人生で大切なことはみんな農業が教えてくれた 後編
さて前投稿 https://note.mu/nobutonaoya/n/na56f26d6af61の続編「人生で大切なことはみんな農業が教えてくれた 後編」です。
まだ前編を読んでないという方は前編を読んでからでもいいですし、読まずにこの後編だけを読んでいただいても大丈夫です。
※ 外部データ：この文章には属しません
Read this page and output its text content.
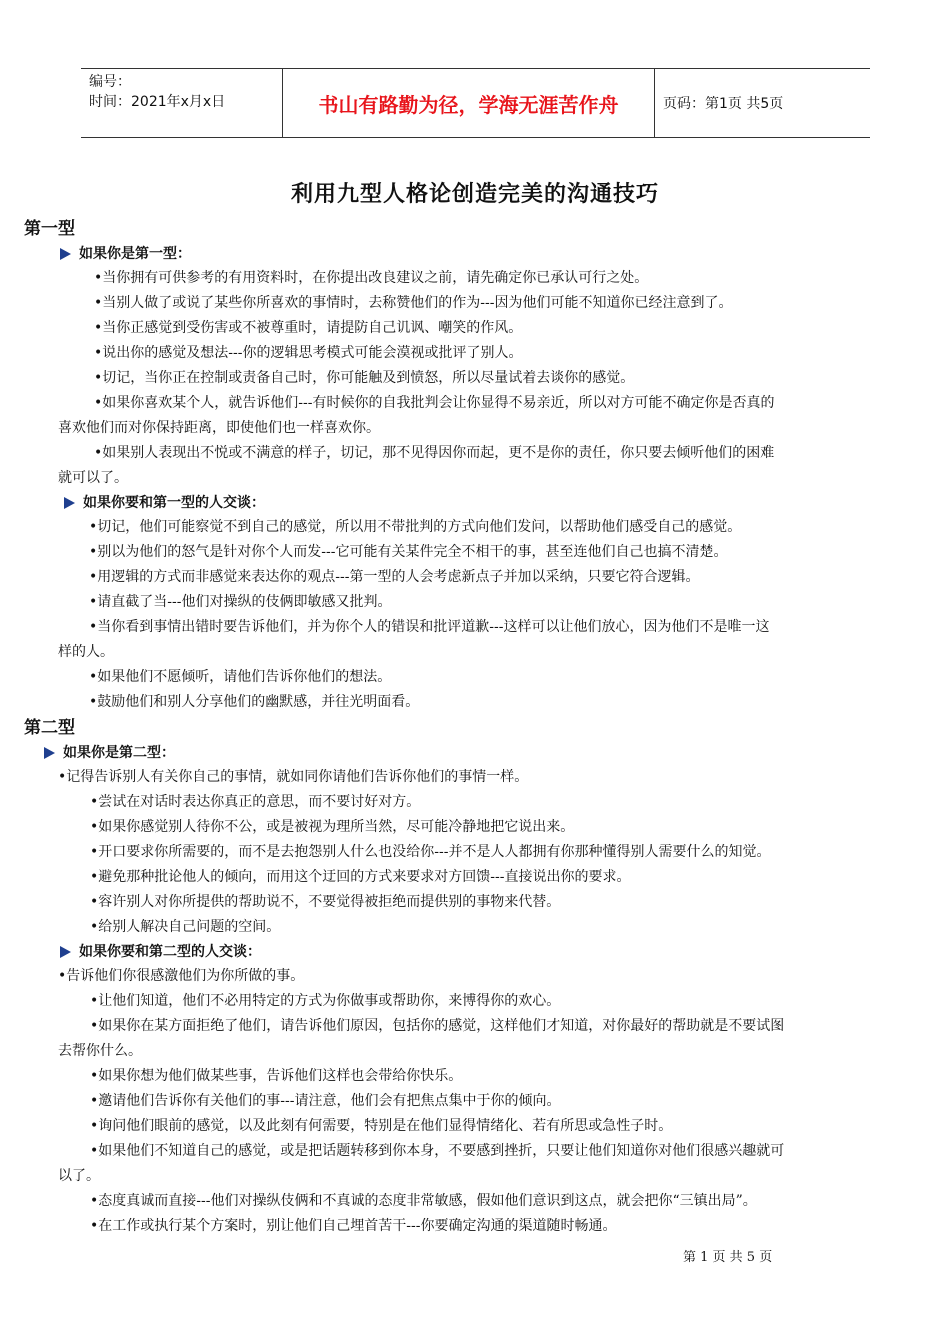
编号：
时间：2021年x月x日	书山有路勤为径，学海无涯苦作舟	页码：第1页 共5页
利用九型人格论创造完美的沟通技巧
第一型
如果你是第一型：
•当你拥有可供参考的有用资料时，在你提出改良建议之前，请先确定你已承认可行之处。
•当别人做了或说了某些你所喜欢的事情时，去称赞他们的作为---因为他们可能不知道你已经注意到了。
•当你正感觉到受伤害或不被尊重时，请提防自己讥讽、嘲笑的作风。
•说出你的感觉及想法---你的逻辑思考模式可能会漠视或批评了别人。
•切记，当你正在控制或责备自己时，你可能触及到愤怒，所以尽量试着去谈你的感觉。
•如果你喜欢某个人，就告诉他们---有时候你的自我批判会让你显得不易亲近，所以对方可能不确定你是否真的
喜欢他们而对你保持距离，即使他们也一样喜欢你。
•如果别人表现出不悦或不满意的样子，切记，那不见得因你而起，更不是你的责任，你只要去倾听他们的困难
就可以了。
如果你要和第一型的人交谈：
•切记，他们可能察觉不到自己的感觉，所以用不带批判的方式向他们发问，以帮助他们感受自己的感觉。
•别以为他们的怒气是针对你个人而发---它可能有关某件完全不相干的事，甚至连他们自己也搞不清楚。
•用逻辑的方式而非感觉来表达你的观点---第一型的人会考虑新点子并加以采纳，只要它符合逻辑。
•请直截了当---他们对操纵的伎俩即敏感又批判。
•当你看到事情出错时要告诉他们，并为你个人的错误和批评道歉---这样可以让他们放心，因为他们不是唯一这
样的人。
•如果他们不愿倾听，请他们告诉你他们的想法。
•鼓励他们和别人分享他们的幽默感，并往光明面看。
第二型
如果你是第二型：
•记得告诉别人有关你自己的事情，就如同你请他们告诉你他们的事情一样。
•尝试在对话时表达你真正的意思，而不要讨好对方。
•如果你感觉别人待你不公，或是被视为理所当然，尽可能冷静地把它说出来。
•开口要求你所需要的，而不是去抱怨别人什么也没给你---并不是人人都拥有你那种懂得别人需要什么的知觉。
•避免那种批论他人的倾向，而用这个迂回的方式来要求对方回馈---直接说出你的要求。
•容许别人对你所提供的帮助说不，不要觉得被拒绝而提供别的事物来代替。
•给别人解决自己问题的空间。
如果你要和第二型的人交谈：
•告诉他们你很感激他们为你所做的事。
•让他们知道，他们不必用特定的方式为你做事或帮助你，来博得你的欢心。
•如果你在某方面拒绝了他们，请告诉他们原因，包括你的感觉，这样他们才知道，对你最好的帮助就是不要试图
去帮你什么。
•如果你想为他们做某些事，告诉他们这样也会带给你快乐。
•邀请他们告诉你有关他们的事---请注意，他们会有把焦点集中于你的倾向。
•询问他们眼前的感觉，以及此刻有何需要，特别是在他们显得情绪化、若有所思或急性子时。
•如果他们不知道自己的感觉，或是把话题转移到你本身，不要感到挫折，只要让他们知道你对他们很感兴趣就可
以了。
•态度真诚而直接---他们对操纵伎俩和不真诚的态度非常敏感，假如他们意识到这点，就会把你“三镇出局”。
•在工作或执行某个方案时，别让他们自己埋首苦干---你要确定沟通的渠道随时畅通。
第 1 页 共 5 页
気軽に読んでいただき、何か気付きや学びがあったなら幸いです。
目次
1.戦い方は複数個持っておく
2.自分の努力ではどうしようもない事に左右されない
3.スタートはいつだって質より量
4.何をするかより誰とするか
5.無駄だと思うことが人生を豊かにする
3.スタートはいつだって質より量
新しく何か物事を始める時、「出来ない」「続けるのがめんどくさい」ということで辞めてしまう、いわゆる「三日坊主」を経験したことがある人は少なくないと思う。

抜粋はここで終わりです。